The first part I implemented was the basic parser -> SVG renderer (restricted to the simplest TikZ constructs) and then put in a basic drag-and-drop interface to validate whether the architecture was promising. Code structure was decided pretty much entirely by Codex -- it asks my opinion with multiple choice questions during plan mode, which I like. I tend to alternate between feature expansion and code quality passes (e.g. making sure no files are too big, folder structure makes sense, test coverage is good, etc).

Indeed I have scripts for compiling a given tikz figure using latex (in particular dvisvgm so I get an SVG instead of a PDF) as well as my js-based renderer. I apply that script to various corpuses, mostly particular pages from the tikz manual (see https://tikz.dev), but there are also a few books about TikZ that have downloadable zips of all the examples they use. I then inspect the correspondence between the two renderers by eye and give Codex a list of which figures are wrong and why, and it then goes and fixes the underlying issues.

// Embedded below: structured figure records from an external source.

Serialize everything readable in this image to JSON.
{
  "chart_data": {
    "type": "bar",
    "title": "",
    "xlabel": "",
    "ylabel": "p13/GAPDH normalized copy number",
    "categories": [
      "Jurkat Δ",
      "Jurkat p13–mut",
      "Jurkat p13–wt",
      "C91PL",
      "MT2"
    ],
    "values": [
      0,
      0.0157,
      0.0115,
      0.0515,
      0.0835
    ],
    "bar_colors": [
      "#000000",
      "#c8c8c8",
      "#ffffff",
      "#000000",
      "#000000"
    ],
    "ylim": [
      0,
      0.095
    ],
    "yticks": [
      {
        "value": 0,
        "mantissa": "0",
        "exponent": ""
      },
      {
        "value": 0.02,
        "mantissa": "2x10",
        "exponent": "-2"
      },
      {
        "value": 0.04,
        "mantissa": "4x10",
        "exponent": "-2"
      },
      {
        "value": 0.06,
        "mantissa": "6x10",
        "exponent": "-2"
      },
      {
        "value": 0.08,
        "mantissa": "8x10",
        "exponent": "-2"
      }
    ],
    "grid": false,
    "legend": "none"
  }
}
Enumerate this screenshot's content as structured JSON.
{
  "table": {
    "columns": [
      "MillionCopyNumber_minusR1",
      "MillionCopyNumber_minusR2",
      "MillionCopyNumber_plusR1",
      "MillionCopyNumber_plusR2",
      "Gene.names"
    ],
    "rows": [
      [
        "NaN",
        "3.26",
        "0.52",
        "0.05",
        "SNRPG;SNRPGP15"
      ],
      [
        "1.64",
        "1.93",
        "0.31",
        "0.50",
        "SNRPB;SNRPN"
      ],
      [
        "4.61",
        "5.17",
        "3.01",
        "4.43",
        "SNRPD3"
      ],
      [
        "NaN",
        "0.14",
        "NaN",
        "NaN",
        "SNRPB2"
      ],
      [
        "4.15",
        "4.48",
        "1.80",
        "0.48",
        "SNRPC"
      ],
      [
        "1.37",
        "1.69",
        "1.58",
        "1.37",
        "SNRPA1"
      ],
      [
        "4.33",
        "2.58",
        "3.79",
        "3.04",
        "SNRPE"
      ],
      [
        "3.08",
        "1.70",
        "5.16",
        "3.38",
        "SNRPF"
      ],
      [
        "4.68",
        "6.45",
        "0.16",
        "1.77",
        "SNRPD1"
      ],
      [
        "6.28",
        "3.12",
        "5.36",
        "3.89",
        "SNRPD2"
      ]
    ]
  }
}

You'd think that finding discrepancies between the renderers could be done automatically, but it hasn't worked well in my experience. The models are multimodal but still kinda blind; they think two pictures are the same even if they are very much not the same. But once you tell them whats wrong, they're then pretty good at iterating until it is fixed. (One could also try to do a pixel diff of rasterized images, but that's super noisy, and text rendering isn't going to be pixel perfect anyway.)